Figure 2. Pulmonary edema after IR is significantly reduced by CCPA

Lung wet/dry weight ratio was measured after IR or sham surgery in A₁R−/− mice and in WT mice treated with vehicle or CCPA (doses in mg/kg are shown in parentheses) prior to ischemia. Lung wet/dry weight was significantly increased after IR in WT mice, which was significantly attenuated by CCPA treatment. Lung wet/dry weight after IR was also elevated in A₁R−/− mice after IR similar to WT mice after IR. Lung wet/dry weight was similar between WT and A₁R−/− mice after sham surgery (data not shown). *P < 0.05 vs. WT sham, ^#P < 0.05 vs. WT IR. Means ± SD are shown.

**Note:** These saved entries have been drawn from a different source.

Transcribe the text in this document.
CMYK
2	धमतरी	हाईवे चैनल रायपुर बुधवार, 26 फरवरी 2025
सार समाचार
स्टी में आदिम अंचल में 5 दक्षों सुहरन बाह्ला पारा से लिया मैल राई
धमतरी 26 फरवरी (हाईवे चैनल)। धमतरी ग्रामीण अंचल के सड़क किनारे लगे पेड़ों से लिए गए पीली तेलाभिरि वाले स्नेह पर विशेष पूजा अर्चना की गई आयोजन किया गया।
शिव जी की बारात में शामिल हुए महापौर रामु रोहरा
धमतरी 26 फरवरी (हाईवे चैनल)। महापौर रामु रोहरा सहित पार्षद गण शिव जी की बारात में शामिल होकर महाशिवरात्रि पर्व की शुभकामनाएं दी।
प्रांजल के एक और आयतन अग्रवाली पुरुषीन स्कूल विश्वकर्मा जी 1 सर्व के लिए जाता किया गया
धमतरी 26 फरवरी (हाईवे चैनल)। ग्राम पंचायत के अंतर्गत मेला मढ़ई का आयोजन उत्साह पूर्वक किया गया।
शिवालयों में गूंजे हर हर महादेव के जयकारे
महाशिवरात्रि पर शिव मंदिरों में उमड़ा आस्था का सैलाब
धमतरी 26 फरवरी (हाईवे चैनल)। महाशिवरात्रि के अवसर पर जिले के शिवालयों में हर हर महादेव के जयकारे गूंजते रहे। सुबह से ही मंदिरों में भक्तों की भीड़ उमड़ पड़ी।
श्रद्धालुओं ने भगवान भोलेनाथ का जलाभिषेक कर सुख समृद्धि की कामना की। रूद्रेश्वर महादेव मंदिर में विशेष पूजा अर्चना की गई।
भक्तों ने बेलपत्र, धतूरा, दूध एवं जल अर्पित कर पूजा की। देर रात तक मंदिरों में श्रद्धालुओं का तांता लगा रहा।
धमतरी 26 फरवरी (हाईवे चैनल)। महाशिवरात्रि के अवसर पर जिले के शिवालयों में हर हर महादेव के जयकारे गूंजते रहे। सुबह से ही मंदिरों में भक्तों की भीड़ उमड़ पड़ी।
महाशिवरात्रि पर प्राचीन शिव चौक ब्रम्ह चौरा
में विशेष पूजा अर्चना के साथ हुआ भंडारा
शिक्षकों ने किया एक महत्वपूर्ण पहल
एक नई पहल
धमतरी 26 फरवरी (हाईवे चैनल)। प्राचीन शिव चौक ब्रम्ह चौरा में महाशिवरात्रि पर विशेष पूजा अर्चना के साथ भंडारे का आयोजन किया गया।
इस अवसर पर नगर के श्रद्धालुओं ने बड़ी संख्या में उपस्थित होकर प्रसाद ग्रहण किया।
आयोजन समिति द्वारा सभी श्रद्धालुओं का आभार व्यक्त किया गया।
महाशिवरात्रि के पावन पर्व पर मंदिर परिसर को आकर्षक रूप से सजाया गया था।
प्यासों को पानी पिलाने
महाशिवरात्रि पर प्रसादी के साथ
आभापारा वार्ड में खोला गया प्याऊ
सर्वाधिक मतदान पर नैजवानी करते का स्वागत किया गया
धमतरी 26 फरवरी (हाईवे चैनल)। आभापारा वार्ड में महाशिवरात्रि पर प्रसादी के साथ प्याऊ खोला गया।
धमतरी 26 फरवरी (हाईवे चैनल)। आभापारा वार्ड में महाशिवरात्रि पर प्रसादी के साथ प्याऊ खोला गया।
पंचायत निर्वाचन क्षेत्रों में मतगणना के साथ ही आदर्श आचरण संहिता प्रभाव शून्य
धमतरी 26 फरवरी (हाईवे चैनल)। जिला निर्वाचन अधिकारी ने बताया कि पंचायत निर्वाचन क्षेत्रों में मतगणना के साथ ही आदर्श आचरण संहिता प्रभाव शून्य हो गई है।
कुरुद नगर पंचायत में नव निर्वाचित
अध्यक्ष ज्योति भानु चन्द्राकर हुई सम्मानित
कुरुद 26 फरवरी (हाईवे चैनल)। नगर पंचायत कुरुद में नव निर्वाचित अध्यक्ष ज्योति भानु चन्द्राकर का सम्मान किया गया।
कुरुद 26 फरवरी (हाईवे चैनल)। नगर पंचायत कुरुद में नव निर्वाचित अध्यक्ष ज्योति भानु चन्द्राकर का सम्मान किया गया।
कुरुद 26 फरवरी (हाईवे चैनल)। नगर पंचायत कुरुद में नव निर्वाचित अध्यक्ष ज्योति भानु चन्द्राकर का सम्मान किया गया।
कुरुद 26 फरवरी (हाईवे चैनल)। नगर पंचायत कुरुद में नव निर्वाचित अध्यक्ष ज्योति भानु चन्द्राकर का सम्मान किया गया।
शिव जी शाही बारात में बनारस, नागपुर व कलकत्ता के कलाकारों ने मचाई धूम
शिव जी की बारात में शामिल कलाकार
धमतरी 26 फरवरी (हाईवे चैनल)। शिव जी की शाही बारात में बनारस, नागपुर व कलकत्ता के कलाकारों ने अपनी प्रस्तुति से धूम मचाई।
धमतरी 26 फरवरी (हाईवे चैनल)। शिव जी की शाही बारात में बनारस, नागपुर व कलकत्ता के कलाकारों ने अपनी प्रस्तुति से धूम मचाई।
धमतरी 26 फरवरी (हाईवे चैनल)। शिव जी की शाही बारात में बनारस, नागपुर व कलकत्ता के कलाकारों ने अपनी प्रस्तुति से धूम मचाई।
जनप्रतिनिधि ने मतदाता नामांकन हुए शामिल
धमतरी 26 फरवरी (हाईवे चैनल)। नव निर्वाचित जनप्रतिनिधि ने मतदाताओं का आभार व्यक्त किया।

Figure 3. Expression of pro-inflammatory cytokines after IR is attenuated by CCPA

Cytokine levels in BAL fluid after IR or sham surgery were measured in A₁R−/− mice and in WT mice treated with vehicle or CCPA (doses in mg/kg are shown in parentheses) prior to ischemia. Expression of IL-6, CXCL1, CCL2 and TNF-α were all significantly increased after IR in WT mice, and CCPA treatment significantly attenuated cytokine levels after IR. Cytokine levels after IR were elevated in A₁R−/− mice after IR similar to WT mice after IR. *P < 0.05 vs. WT sham, ^#P < 0.05 vs. WT IR. nd = not detectable. Means ± SD are shown.

Figure 4. Myeloperoxidase (MPO) levels after IR are significantly reduced by CCPA

MPO levels in BAL fluid, as an estimate of neutrophil infiltration into alveolar airspaces, after IR or sham surgery were measured in A₁R−/− mice and in WT mice treated with vehicle or CCPA (doses in mg/kg are shown in parentheses) prior to ischemia. Elevated MPO in WT mice after IR was significantly attenuated by CCPA. MPO levels were also elevated in A₁R−/− mice after IR similar to WT mice after IR. *P < 0.05 vs. WT sham, ^#P < 0.05 vs. WT IR. Means ± SD are shown.

Figure 5. Neutrophil chemotaxis is significantly reduced by CCPA

Chemotaxis was measured in murine bone marrow-derived neutrophils as described in the methods. Chemotaxis was significantly increased in medium containing 10% FBS, which was significantly reduced by 10 ng/ml CCPA. *P < 0.001 vs. medium, ^#P = 0.03 vs. medium + 10% FBS. Means ± SD are shown.